Zcab,11kv = (0.26 + j0.23) mOhm/m
For 10 meter length, Zcab,11kv = (0.26 + j0.23) mOhm/m x 1V/1000mV x 10 m = 0.0026 + j 0.0023 Ohm

% Zcab,11kv =chosen kVA_base x Z_cab,11kv x 10⁵ /V²

% Z_cab,11kv =100,000 x (0.0026 + j 0.0023 Ohm) x 10⁵/11,000² = 0.21 + j 0.24 Transformer Impedance
Transformer of 1000kVA capacity, step-down 11/0.415kV, normal reactance of 4.75% (data from manufacturer's catalog), vector group Dyn11.

Transformer Impedance, % Ztx = chosen kVA_base x normal reactance / kVA of transformer = 100,000 x 4.75% /1000 = 475

Therefore, % Ztx = 0 + j475

From Table 4D1B of IEE Wiring Regulation 16th Edition (BS7671: 1992), using Reference Installation Method 1 & 11 (Flat and Touching)

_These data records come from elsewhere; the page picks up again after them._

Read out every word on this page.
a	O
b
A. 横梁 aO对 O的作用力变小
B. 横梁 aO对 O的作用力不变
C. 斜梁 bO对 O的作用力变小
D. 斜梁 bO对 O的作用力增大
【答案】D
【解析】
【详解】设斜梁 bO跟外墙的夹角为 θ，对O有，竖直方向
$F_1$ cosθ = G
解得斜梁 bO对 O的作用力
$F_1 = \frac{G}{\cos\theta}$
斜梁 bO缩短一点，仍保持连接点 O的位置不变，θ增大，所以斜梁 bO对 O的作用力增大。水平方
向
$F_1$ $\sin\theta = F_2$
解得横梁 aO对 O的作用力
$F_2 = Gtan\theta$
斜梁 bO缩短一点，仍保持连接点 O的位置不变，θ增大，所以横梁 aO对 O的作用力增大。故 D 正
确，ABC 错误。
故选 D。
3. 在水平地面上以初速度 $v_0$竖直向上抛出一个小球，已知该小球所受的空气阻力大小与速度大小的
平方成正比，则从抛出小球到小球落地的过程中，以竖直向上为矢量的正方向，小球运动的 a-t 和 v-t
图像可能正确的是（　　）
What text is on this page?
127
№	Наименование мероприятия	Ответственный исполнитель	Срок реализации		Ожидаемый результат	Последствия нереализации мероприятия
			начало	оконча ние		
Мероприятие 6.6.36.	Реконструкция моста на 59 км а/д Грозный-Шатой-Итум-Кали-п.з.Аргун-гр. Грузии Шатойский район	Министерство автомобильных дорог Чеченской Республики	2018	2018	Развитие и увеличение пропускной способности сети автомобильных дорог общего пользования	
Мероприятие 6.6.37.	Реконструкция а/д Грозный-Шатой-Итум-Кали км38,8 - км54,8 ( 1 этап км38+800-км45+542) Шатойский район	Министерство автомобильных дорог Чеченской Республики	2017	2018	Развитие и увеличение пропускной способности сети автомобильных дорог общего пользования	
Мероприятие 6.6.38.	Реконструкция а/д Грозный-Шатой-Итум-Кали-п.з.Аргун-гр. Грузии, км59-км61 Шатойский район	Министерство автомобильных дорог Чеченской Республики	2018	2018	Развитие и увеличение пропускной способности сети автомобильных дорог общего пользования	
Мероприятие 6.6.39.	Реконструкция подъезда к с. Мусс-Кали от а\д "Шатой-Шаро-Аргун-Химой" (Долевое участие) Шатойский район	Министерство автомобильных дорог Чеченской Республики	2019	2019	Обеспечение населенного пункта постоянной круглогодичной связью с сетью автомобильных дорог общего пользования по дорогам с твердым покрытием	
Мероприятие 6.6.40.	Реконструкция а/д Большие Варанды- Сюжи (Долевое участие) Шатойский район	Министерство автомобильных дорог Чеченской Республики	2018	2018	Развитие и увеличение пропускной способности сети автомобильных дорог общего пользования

For 12 meter length, Z_cab,415v = (0.21 + j0.22) mOhm/m x 1V/1000mV x 12 m = 0.00252 + j 0.00264 Ohm

% Z_cab,415v =chosen kVA_base x Z_cab,415v x 10⁵ /V²

% Z_cab,415v =100,000 x (0.00252 + j 0.00264 Ohm) x 10⁵/415² = 146.3 + j 153.3

Total Impedance
%Z_total = %Z_s + % Z_cab,11kv + % Ztx + % Z_cab,415v = (0 + j40) + (0.21 + j 0.24) + (0 + j475) + (146.3 + j 153.3) = 146.51 + j 668.54

|%Z_total| = square root (146.51 ²+ 668.54 ²) =684.4

 

 

MVA (short circuit)
MVA (short circuit) at LV 415 busbar (ie point of fault) = chosen kVA_base x 100 /( |%Z_total| x 1000) = 100,000 x 100/ (684.4 x 1000) = 14.61

 

Equivalent r.m.s symmetrical kA (short circuit)
symmetrical kA (short circuit) at LV 415 busbar (ie point of fault), I_f = MVA (short circuit) x 1000 /( 1.732 x V) = 14.61 x 1,000 / (1.732 x 415)= 20.3 kA rms symmetrical

 

Selecting kA rating of switchgear
According to R.T. Lythall, C.Eng, FIEE (The J & P Switchgear Book, 7th Edition 1972), if power factor at fault point is less than 0.15, peak current in first half-cycle will be 2.55 times the rms symmetrical, while for pf >0.3, the multiplying factor is 2.0

Power factor at point of fault =146.51 / 684.4 = 0.21 which is neither less than 0.15 nor greather than 0.3. To be on safe side, we chose multiplying factor of 2.55

Peak current = 20.3 kA (rms) x 2.55 = 51.8 kA

The next higher kA rating of circuit breaker available in the market is 60 kA. Therefore, we should use 60 kA rated ACB.